Unity of Spirit
Stone's point regarding our need for fire (Spirit) union leads inevitably to --
(Eph. 5:18-21 ESV) 18 And do not get drunk with wine, for that is debauchery, but be filled with the Spirit, 19 addressing one another in psalms and hymns and spiritual songs, singing and making melody to the Lord with your heart, 20 giving thanks always and for everything to God the Father in the name of our Lord Jesus Christ, 21 submitting to one another out of reverence for Christ.

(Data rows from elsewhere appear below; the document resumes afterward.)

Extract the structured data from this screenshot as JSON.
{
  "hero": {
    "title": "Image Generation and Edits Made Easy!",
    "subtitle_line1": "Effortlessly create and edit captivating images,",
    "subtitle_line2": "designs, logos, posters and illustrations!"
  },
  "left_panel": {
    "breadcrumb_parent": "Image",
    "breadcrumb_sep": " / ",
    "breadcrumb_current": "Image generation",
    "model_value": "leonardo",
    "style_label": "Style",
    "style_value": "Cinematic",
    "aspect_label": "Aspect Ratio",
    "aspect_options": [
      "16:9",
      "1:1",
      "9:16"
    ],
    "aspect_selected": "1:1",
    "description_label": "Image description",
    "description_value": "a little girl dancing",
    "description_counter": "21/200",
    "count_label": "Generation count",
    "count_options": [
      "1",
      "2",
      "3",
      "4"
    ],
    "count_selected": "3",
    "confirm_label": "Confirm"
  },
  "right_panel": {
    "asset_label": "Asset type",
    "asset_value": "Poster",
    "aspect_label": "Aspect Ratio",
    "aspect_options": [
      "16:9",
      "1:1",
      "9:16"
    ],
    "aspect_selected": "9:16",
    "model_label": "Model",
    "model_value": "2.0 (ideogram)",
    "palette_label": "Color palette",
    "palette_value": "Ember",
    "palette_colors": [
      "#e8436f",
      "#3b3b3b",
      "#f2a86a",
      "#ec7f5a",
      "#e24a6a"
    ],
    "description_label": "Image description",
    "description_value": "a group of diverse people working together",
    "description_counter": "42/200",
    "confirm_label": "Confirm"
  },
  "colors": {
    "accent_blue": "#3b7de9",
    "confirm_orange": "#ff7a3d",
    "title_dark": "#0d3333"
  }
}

Our spiritual disease, which Stone calls book, head, and water union, is amply demonstrated by the fact that, to many among us, this passage is about what it does not say. It says nothing of instrumental music, and so it's read as a prohibition against instruments. We thereby entirely miss what it does say!It says that we are to "be filled with the Spirit ... ." The references to singing are, grammatically, participles hanging on the verb "be filled." You can't get the participles right if you don't understand the verb they modify. Hence, we should not make the least attempt to apply this passage without first exegeting "be filled with the Spirit" -- as this is the central point of the passage -- and yet this is the one part of the passage the we refuse to read, teach, preach, or understand!And yet from the very founding of the Restoration Movement, Stone himself referred to being filled with the Spirit as a return to the "ancient order of things." To Stone, being filled with the Spirit is of the essence to restoring First Century Christianity. It's not about getting the Sunday morning assembly right. It's about getting the right infilling. Do that, and Paul promises us that we'll respond to the Spirit's work in us by singing, giving thanks, and submitting to each other.If your congregation is not characterized by singing, thanksgiving, and mutual submission, then you have a fire problem. You are not filled with the Spirit -- and until that happens, the rest of the passage cannot happen.Fire union is unity of the Spirit. It's the unity that we receive when we submit to God's filling with the Spirit, when we take seriously the passive voice in Eph 5:18, which says that God himself will fill us -- if we'll just let him.Believe it or not, this passage is a reference back to Jer 31 --
(Jer. 31:31-34 ESV) 31 "Behold, the days are coming, declares the LORD, when I will make a new covenant with the house of Israel and the house of Judah, 32 not like the covenant that I made with their fathers on the day when I took them by the hand to bring them out of the land of Egypt, my covenant that they broke, though I was their husband, declares the LORD. 33 For this is the covenant that I will make with the house of Israel after those days, declares the LORD: I will put my law within them, and I will write it on their hearts. And I will be their God, and they shall be my people. 34 And no longer shall each one teach his neighbor and each his brother, saying, 'Know the LORD,' for they shall all know me, from the least of them to the greatest, declares the LORD. For I will forgive their iniquity, and I will remember their sin no more."
The new covenant (or testament), Jeremiah prophesies, will result in God himself entering our hearts and minds and writing his laws on them. (The entire passage is quoted in Heb 8 to make exactly this point.) It's about the Spirit's work in us.
(Ezek. 36:26-27 ESV) 26 And I will give you a new heart, and a new spirit I will put within you. And I will remove the heart of stone from your flesh and give you a heart of flesh. 27 And I will put my Spirit within you, and cause you to walk in my statutes and be careful to obey my rules.
The prophecies all point toward the coming Spirit -- not to baptism, not to better Bible study, not to deeper hermeneutics -- but to the Spirit placed by God in our hearts and minds to change us -- transform us -- so that we become more and more like Jesus and thus more and more united.
(2 Cor. 3:17-18 ESV) 17 Now the Lord is the Spirit, and where the Spirit of the Lord is, there is freedom. 18 And we all, with unveiled face, beholding the glory of the Lord, are being transformed into the same image from one degree of glory to another. For this comes from the Lord who is the Spirit.
(Rom. 8:29 ESV) 29 For those whom he foreknew he also predestined to be conformed to the image of his Son, in order that he might be the firstborn among many brothers.
The Spirit transforms us into the image of the Lord. We become like Jesus! And as we become like Jesus, we find ourselves united -- not by our efforts but by the Spirit's work within us. If we are willing to submit to the Spirit's transforming work. If we'll let God's holy fire transform us. And if we'll recognize the transformation he is performing in others -- who, like us, are far from perfect but nonetheless seeking to be obedient to the One who also fills them with the Spirit.